Several states in the Mid-Atlantic region are poised to begin taking bets, including New Jersey, where Monmouth Park officials are hopeful to be up and running in a few weeks. Delaware, one of four states previously authorized to offer limited parlay sports betting on professional football, could be less than a few months away from a major expansion.
West Virginia and Pennsylvania already have laws on the books authorizing sports betting. Maryland does not, and that has led to speculation over when the state may act.
TheBaltimore Business Journalon May 14, the day the Supreme Court decision was made public, reported that legislative leaders are receptive to holding a special session this year to re-address legislation that passed the House of Delegates but died in the Senate earlier in 2018. The publication also reported that Gov. Larry Hogan, who is running for re-election this year, has no plans to call a special session.
Bills introduced earlier this year called for a constitutional amendment on sports betting. Under Maryland law, a referendum could be held this year or in 2020, but not next year.
A House bill sponsored by Del. Frank Turner passed on a vote of 124-14. It specifies that a video lottery terminal licensee—a casino—or a licensee for mile-track Thoroughbred racing or Standardbred racing—Laurel Park, Pimlico Race Course, Rosecroft Raceway and Casino Ocean Downs—would be eligible to offer sports betting.
The bill, had it become law, would have taken effect July 1 of this year contingent upon PASPA no longer prohibiting sports betting, which ended up being the case. The measure never made it beyond a hearing before the Senate Budget and Taxation Committee the last week of March.
At that hearing, Turner explained that the House opted to include language specifying that casinos and racetracks both be eligible for sports betting licenses. But Joe Weinberg, an executive with Cordish Companies, which operates the Live! Casino in Anne Arundel County, told the committee sports betting should be offered only at casinos.
Weinberg said there’s “not a ton of money on the revenue end” from sports betting, so the real benefit comes from attracting more customers to casinos. He said racing already gets a percentage of revenue from VLTs, and increased traffic at casinos could then benefit racing.
The racing industry, however, made its case at an earlier House committee hearing. There was full support for sports betting from the tracks, horsemen’s groups and breeders, all of which said the additional form of gambling would attract more people to racing.
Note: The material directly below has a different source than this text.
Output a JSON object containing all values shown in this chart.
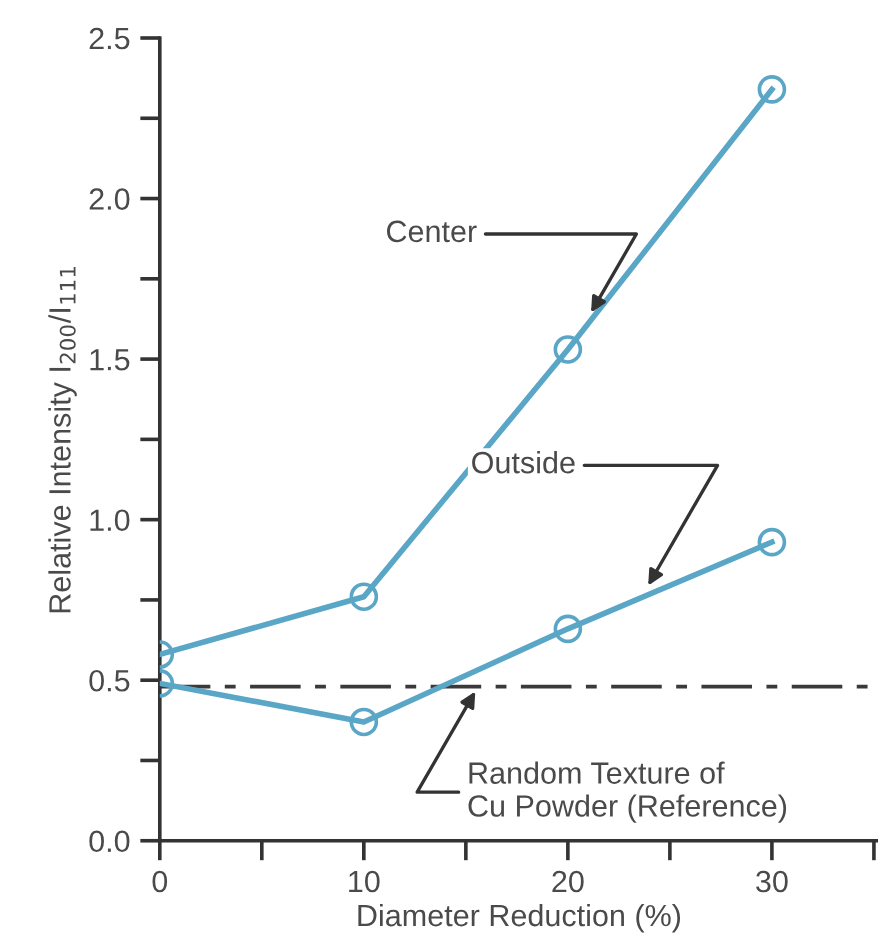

William Rickman Jr., the former owner of Ocean Downs and owner of Delaware Park, spoke in support of tracks offering sports betting.
“(Ocean Downs) will be included regardless, but it’s important to remember the history in Maryland,” he said. “It would be unfair not to have Laurel, Rosecroft and Pimlico not included in the bill.”
Turner’s bill doesn’t set a tax rate on sports bets. A second bill that didn’t progress through the Maryland General Assembly called for a 20% state tax and it prohibited wagering via electronic devices.
In comparison, New Jersey lawmakers are expected to quickly pass a regulatory bill that currently sets the tax rates at 8% for bets made at casinos and racetracks and 12.5% for mobile wagers.
Dennis Drazin, Chief Executive Officer of Darby Development, which operates Monmouth on behalf of the New Jersey Thoroughbred Horsemen’s Association, on May 14 said of the $400 billion illegally wagered on sporting events, roughly $10 billion comes from New Jersey. The amount that would be bet legally in the state is open to speculation, but Drazin believes it will generate enough revenue for Monmouth to invest in its racing product, physical plant, and expanded amenities on the sprawling property.